Римо спрыгнул с трала и последовал за Чиуном, который решительно зашагал вслед за группой делегатов Третьего всемирного Конгресса молодежи.

– Люди всегда готовы помочь, если их попросить как следует, – сказал Чиун.

За его спиной старший по званию сержант с поломанным карабином отдавал приказания охранникам:

– Живее, кретины! Шагом марш в зал! Пользуйтесь случаем оказать услугу этому любезному старому джентльмену из Третьего мира. Пошевеливайтесь, а не то я вам покажу!

Солдаты, сдерживая улыбки, построились в колонну по двое и направились строевым маршем к аэровокзалу: шестеро слева, шестеро справа, один посредине. Незадачливый сержант, старший по званию, подобрал обломки своего оружия и, не переставая удивляться, зашагал следом. По пути в здание вокзала он бросил их в мусорную корзину. По правде сказать, потеря невелика. Все равно из этого карабина никогда нельзя было попасть в цель. А после того как он побывал в ремонте, сержант вообще боялся нажимать на курок. Последний, кто стрелял из этого оружия, обнаружил, что в ремонтных мастерских умудрились заполнить ствол оловом, и, когда человек нажал на спуск, пуля полетела прямо в «яблочко» – ему в лицо.

Лобинийский аэропорт 1 – названный так во времена всеобщего ликования, когда лобинийцы думали, что им потребуется еще и второй аэродром, – находился в миле от столицы.
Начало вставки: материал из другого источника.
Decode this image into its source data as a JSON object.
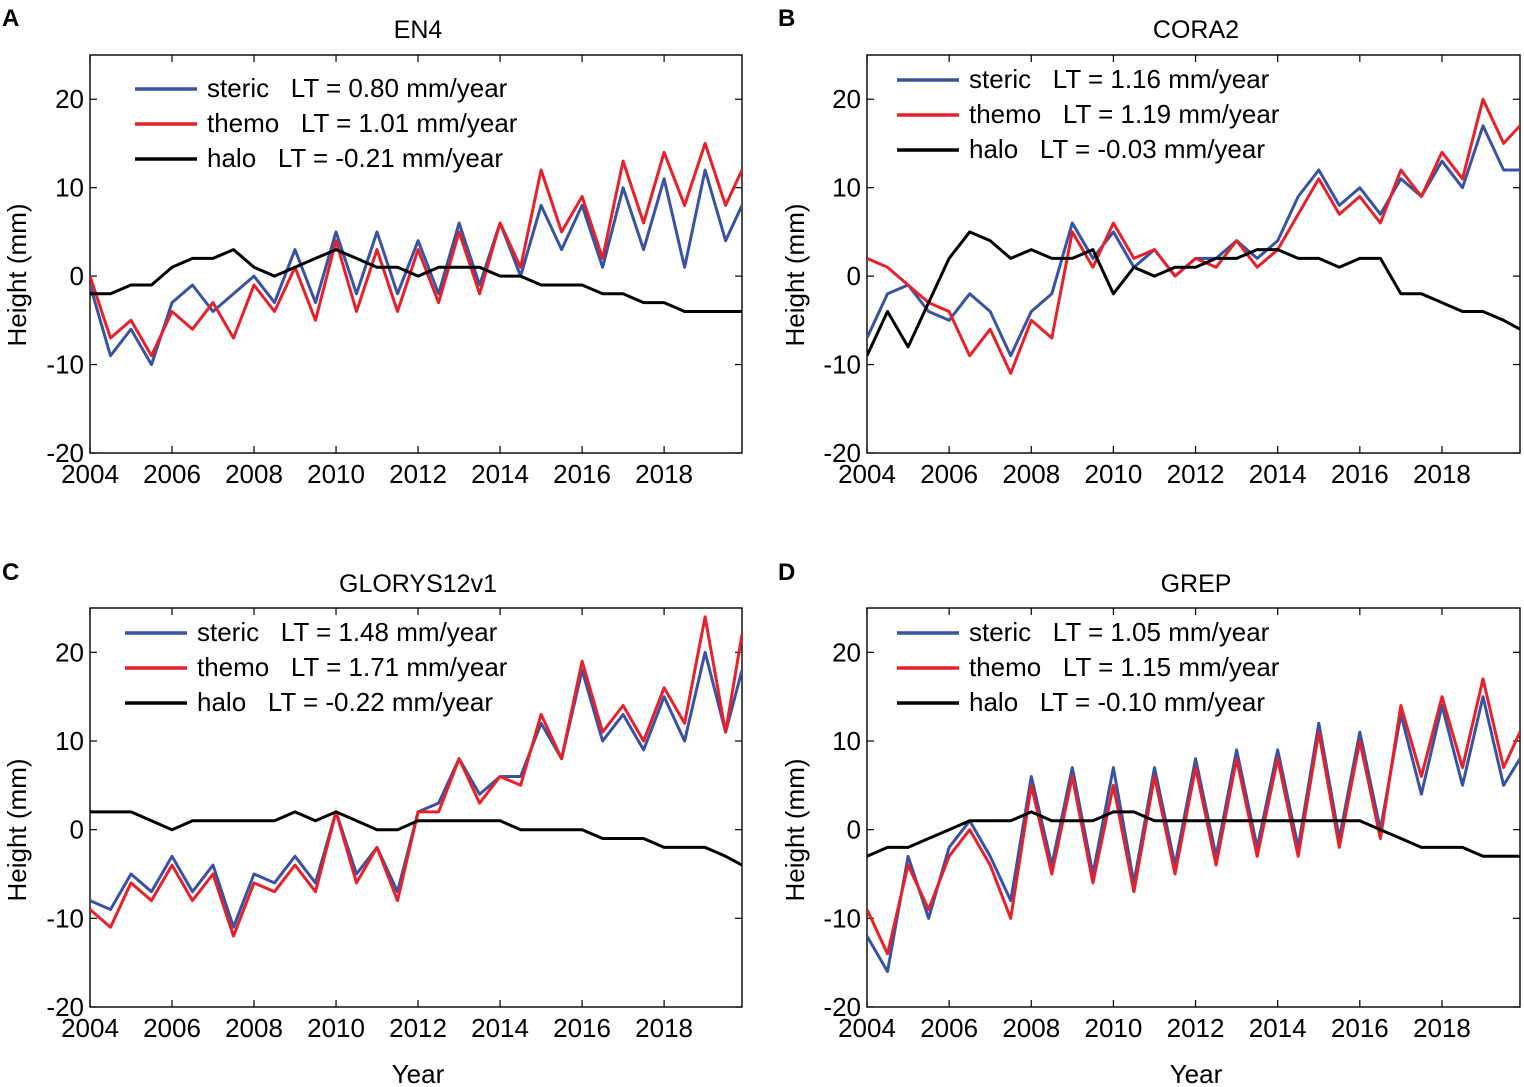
{
  "figure": {
    "colors": {
      "steric": "#3953a4",
      "themo": "#e8202a",
      "halo": "#000000"
    }
  },
  "chart_data": [
    {
      "type": "line",
      "panel_label": "A",
      "title": "EN4",
      "xlabel": "",
      "ylabel": "Height (mm)",
      "xlim": [
        2004,
        2019.9
      ],
      "ylim": [
        -20,
        25
      ],
      "xticks": [
        "2004",
        "2006",
        "2008",
        "2010",
        "2012",
        "2014",
        "2016",
        "2018"
      ],
      "yticks": [
        "-20",
        "-10",
        "0",
        "10",
        "20"
      ],
      "legend_location": "top-left",
      "x": [
        2004.0,
        2004.5,
        2005.0,
        2005.5,
        2006.0,
        2006.5,
        2007.0,
        2007.5,
        2008.0,
        2008.5,
        2009.0,
        2009.5,
        2010.0,
        2010.5,
        2011.0,
        2011.5,
        2012.0,
        2012.5,
        2013.0,
        2013.5,
        2014.0,
        2014.5,
        2015.0,
        2015.5,
        2016.0,
        2016.5,
        2017.0,
        2017.5,
        2018.0,
        2018.5,
        2019.0,
        2019.5,
        2019.9
      ],
      "series": [
        {
          "name": "steric",
          "label": "steric   LT = 0.80 mm/year",
          "color": "#3953a4",
          "values": [
            -1,
            -9,
            -6,
            -10,
            -3,
            -1,
            -4,
            -2,
            0,
            -3,
            3,
            -3,
            5,
            -2,
            5,
            -2,
            4,
            -2,
            6,
            -1,
            6,
            0,
            8,
            3,
            8,
            1,
            10,
            3,
            11,
            1,
            12,
            4,
            8
          ]
        },
        {
          "name": "themo",
          "label": "themo   LT = 1.01 mm/year",
          "color": "#e8202a",
          "values": [
            0,
            -7,
            -5,
            -9,
            -4,
            -6,
            -3,
            -7,
            -1,
            -4,
            1,
            -5,
            4,
            -4,
            3,
            -4,
            3,
            -3,
            5,
            -2,
            6,
            1,
            12,
            5,
            9,
            2,
            13,
            6,
            14,
            8,
            15,
            8,
            12
          ]
        },
        {
          "name": "halo",
          "label": "halo   LT = -0.21 mm/year",
          "color": "#000000",
          "values": [
            -2,
            -2,
            -1,
            -1,
            1,
            2,
            2,
            3,
            1,
            0,
            1,
            2,
            3,
            2,
            1,
            1,
            0,
            1,
            1,
            1,
            0,
            0,
            -1,
            -1,
            -1,
            -2,
            -2,
            -3,
            -3,
            -4,
            -4,
            -4,
            -4
          ]
        }
      ]
    },
    {
      "type": "line",
      "panel_label": "B",
      "title": "CORA2",
      "xlabel": "",
      "ylabel": "Height (mm)",
      "xlim": [
        2004,
        2019.9
      ],
      "ylim": [
        -20,
        25
      ],
      "xticks": [
        "2004",
        "2006",
        "2008",
        "2010",
        "2012",
        "2014",
        "2016",
        "2018"
      ],
      "yticks": [
        "-20",
        "-10",
        "0",
        "10",
        "20"
      ],
      "legend_location": "top-left",
      "x": [
        2004.0,
        2004.5,
        2005.0,
        2005.5,
        2006.0,
        2006.5,
        2007.0,
        2007.5,
        2008.0,
        2008.5,
        2009.0,
        2009.5,
        2010.0,
        2010.5,
        2011.0,
        2011.5,
        2012.0,
        2012.5,
        2013.0,
        2013.5,
        2014.0,
        2014.5,
        2015.0,
        2015.5,
        2016.0,
        2016.5,
        2017.0,
        2017.5,
        2018.0,
        2018.5,
        2019.0,
        2019.5,
        2019.9
      ],
      "series": [
        {
          "name": "steric",
          "label": "steric   LT = 1.16 mm/year",
          "color": "#3953a4",
          "values": [
            -7,
            -2,
            -1,
            -4,
            -5,
            -2,
            -4,
            -9,
            -4,
            -2,
            6,
            2,
            5,
            1,
            3,
            0,
            2,
            2,
            4,
            2,
            4,
            9,
            12,
            8,
            10,
            7,
            11,
            9,
            13,
            10,
            17,
            12,
            12
          ]
        },
        {
          "name": "themo",
          "label": "themo   LT = 1.19 mm/year",
          "color": "#e8202a",
          "values": [
            2,
            1,
            -1,
            -3,
            -4,
            -9,
            -6,
            -11,
            -5,
            -7,
            5,
            1,
            6,
            2,
            3,
            0,
            2,
            1,
            4,
            1,
            3,
            7,
            11,
            7,
            9,
            6,
            12,
            9,
            14,
            11,
            20,
            15,
            17
          ]
        },
        {
          "name": "halo",
          "label": "halo   LT = -0.03 mm/year",
          "color": "#000000",
          "values": [
            -9,
            -4,
            -8,
            -3,
            2,
            5,
            4,
            2,
            3,
            2,
            2,
            3,
            -2,
            1,
            0,
            1,
            1,
            2,
            2,
            3,
            3,
            2,
            2,
            1,
            2,
            2,
            -2,
            -2,
            -3,
            -4,
            -4,
            -5,
            -6
          ]
        }
      ]
    },
    {
      "type": "line",
      "panel_label": "C",
      "title": "GLORYS12v1",
      "xlabel": "Year",
      "ylabel": "Height (mm)",
      "xlim": [
        2004,
        2019.9
      ],
      "ylim": [
        -20,
        25
      ],
      "xticks": [
        "2004",
        "2006",
        "2008",
        "2010",
        "2012",
        "2014",
        "2016",
        "2018"
      ],
      "yticks": [
        "-20",
        "-10",
        "0",
        "10",
        "20"
      ],
      "legend_location": "top-left",
      "x": [
        2004.0,
        2004.5,
        2005.0,
        2005.5,
        2006.0,
        2006.5,
        2007.0,
        2007.5,
        2008.0,
        2008.5,
        2009.0,
        2009.5,
        2010.0,
        2010.5,
        2011.0,
        2011.5,
        2012.0,
        2012.5,
        2013.0,
        2013.5,
        2014.0,
        2014.5,
        2015.0,
        2015.5,
        2016.0,
        2016.5,
        2017.0,
        2017.5,
        2018.0,
        2018.5,
        2019.0,
        2019.5,
        2019.9
      ],
      "series": [
        {
          "name": "steric",
          "label": "steric   LT = 1.48 mm/year",
          "color": "#3953a4",
          "values": [
            -8,
            -9,
            -5,
            -7,
            -3,
            -7,
            -4,
            -11,
            -5,
            -6,
            -3,
            -6,
            2,
            -5,
            -2,
            -7,
            2,
            3,
            8,
            4,
            6,
            6,
            12,
            8,
            18,
            10,
            13,
            9,
            15,
            10,
            20,
            11,
            18
          ]
        },
        {
          "name": "themo",
          "label": "themo   LT = 1.71 mm/year",
          "color": "#e8202a",
          "values": [
            -9,
            -11,
            -6,
            -8,
            -4,
            -8,
            -5,
            -12,
            -6,
            -7,
            -4,
            -7,
            2,
            -6,
            -2,
            -8,
            2,
            2,
            8,
            3,
            6,
            5,
            13,
            8,
            19,
            11,
            14,
            10,
            16,
            12,
            24,
            11,
            22
          ]
        },
        {
          "name": "halo",
          "label": "halo   LT = -0.22 mm/year",
          "color": "#000000",
          "values": [
            2,
            2,
            2,
            1,
            0,
            1,
            1,
            1,
            1,
            1,
            2,
            1,
            2,
            1,
            0,
            0,
            1,
            1,
            1,
            1,
            1,
            0,
            0,
            0,
            0,
            -1,
            -1,
            -1,
            -2,
            -2,
            -2,
            -3,
            -4
          ]
        }
      ]
    },
    {
      "type": "line",
      "panel_label": "D",
      "title": "GREP",
      "xlabel": "Year",
      "ylabel": "Height (mm)",
      "xlim": [
        2004,
        2019.9
      ],
      "ylim": [
        -20,
        25
      ],
      "xticks": [
        "2004",
        "2006",
        "2008",
        "2010",
        "2012",
        "2014",
        "2016",
        "2018"
      ],
      "yticks": [
        "-20",
        "-10",
        "0",
        "10",
        "20"
      ],
      "legend_location": "top-left",
      "x": [
        2004.0,
        2004.5,
        2005.0,
        2005.5,
        2006.0,
        2006.5,
        2007.0,
        2007.5,
        2008.0,
        2008.5,
        2009.0,
        2009.5,
        2010.0,
        2010.5,
        2011.0,
        2011.5,
        2012.0,
        2012.5,
        2013.0,
        2013.5,
        2014.0,
        2014.5,
        2015.0,
        2015.5,
        2016.0,
        2016.5,
        2017.0,
        2017.5,
        2018.0,
        2018.5,
        2019.0,
        2019.5,
        2019.9
      ],
      "series": [
        {
          "name": "steric",
          "label": "steric   LT = 1.05 mm/year",
          "color": "#3953a4",
          "values": [
            -12,
            -16,
            -3,
            -10,
            -2,
            1,
            -3,
            -8,
            6,
            -4,
            7,
            -5,
            7,
            -6,
            7,
            -4,
            8,
            -3,
            9,
            -2,
            9,
            -2,
            12,
            -1,
            11,
            0,
            13,
            4,
            14,
            5,
            15,
            5,
            8
          ]
        },
        {
          "name": "themo",
          "label": "themo   LT = 1.15 mm/year",
          "color": "#e8202a",
          "values": [
            -9,
            -14,
            -4,
            -9,
            -3,
            0,
            -4,
            -10,
            5,
            -5,
            6,
            -6,
            5,
            -7,
            6,
            -5,
            7,
            -4,
            8,
            -3,
            8,
            -3,
            11,
            -2,
            10,
            -1,
            14,
            6,
            15,
            7,
            17,
            7,
            11
          ]
        },
        {
          "name": "halo",
          "label": "halo   LT = -0.10 mm/year",
          "color": "#000000",
          "values": [
            -3,
            -2,
            -2,
            -1,
            0,
            1,
            1,
            1,
            2,
            1,
            1,
            1,
            2,
            2,
            1,
            1,
            1,
            1,
            1,
            1,
            1,
            1,
            1,
            1,
            1,
            0,
            -1,
            -2,
            -2,
            -2,
            -3,
            -3,
            -3
          ]
        }
      ]
    }
  ]
}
Прибывшим пассажирам предстояло покрыть это расстояние пешком, так как автобус был неисправен уже три недели – никак не могли заменить свечи в двигателе.

Семьдесят молодых американцев бодро маршировали в сопровождении вооруженных охранников. Чуть поодаль шли Римо и Чиун, а позади них один за другим вышагивали четырнадцать солдат, несущих дорожные сундуки – кто на голове, кто на плечах.

Эту фантастическую процессию возглавлял офицер по культурным связям. Он задавал темп и ритм движения, выкрикивая во весь голос:

– Раз, два, три, четыре! Раз, два…

Отец Гарриган, неотразимый в своем комбинезоне, рубашке и воротнике, был настроен по-боевому.

– Держать ногу! – закричал он и, выскочив вперед, начал скандировать:

Мы войне закроем двери,

Навсегда войну похерим.

Раз, два, три, четыре, пять!

Не хотим мы воевать!

– Рота, стой! – скомандовал советник по культурным связям.

Группа остановилась, смешав ряды. Советник повернулся к американцам, чтобы сказать речь.

– У меня не было случая посетить Соединенные Штаты Америки, и я не представляю, что это за страна, из которой вы прибыли.

– Херовая страна! – закричал отец Гарриган.

– Точно! – выкрикнул еще кто-то.

Советник по культуре поднял руку, требуя тишины.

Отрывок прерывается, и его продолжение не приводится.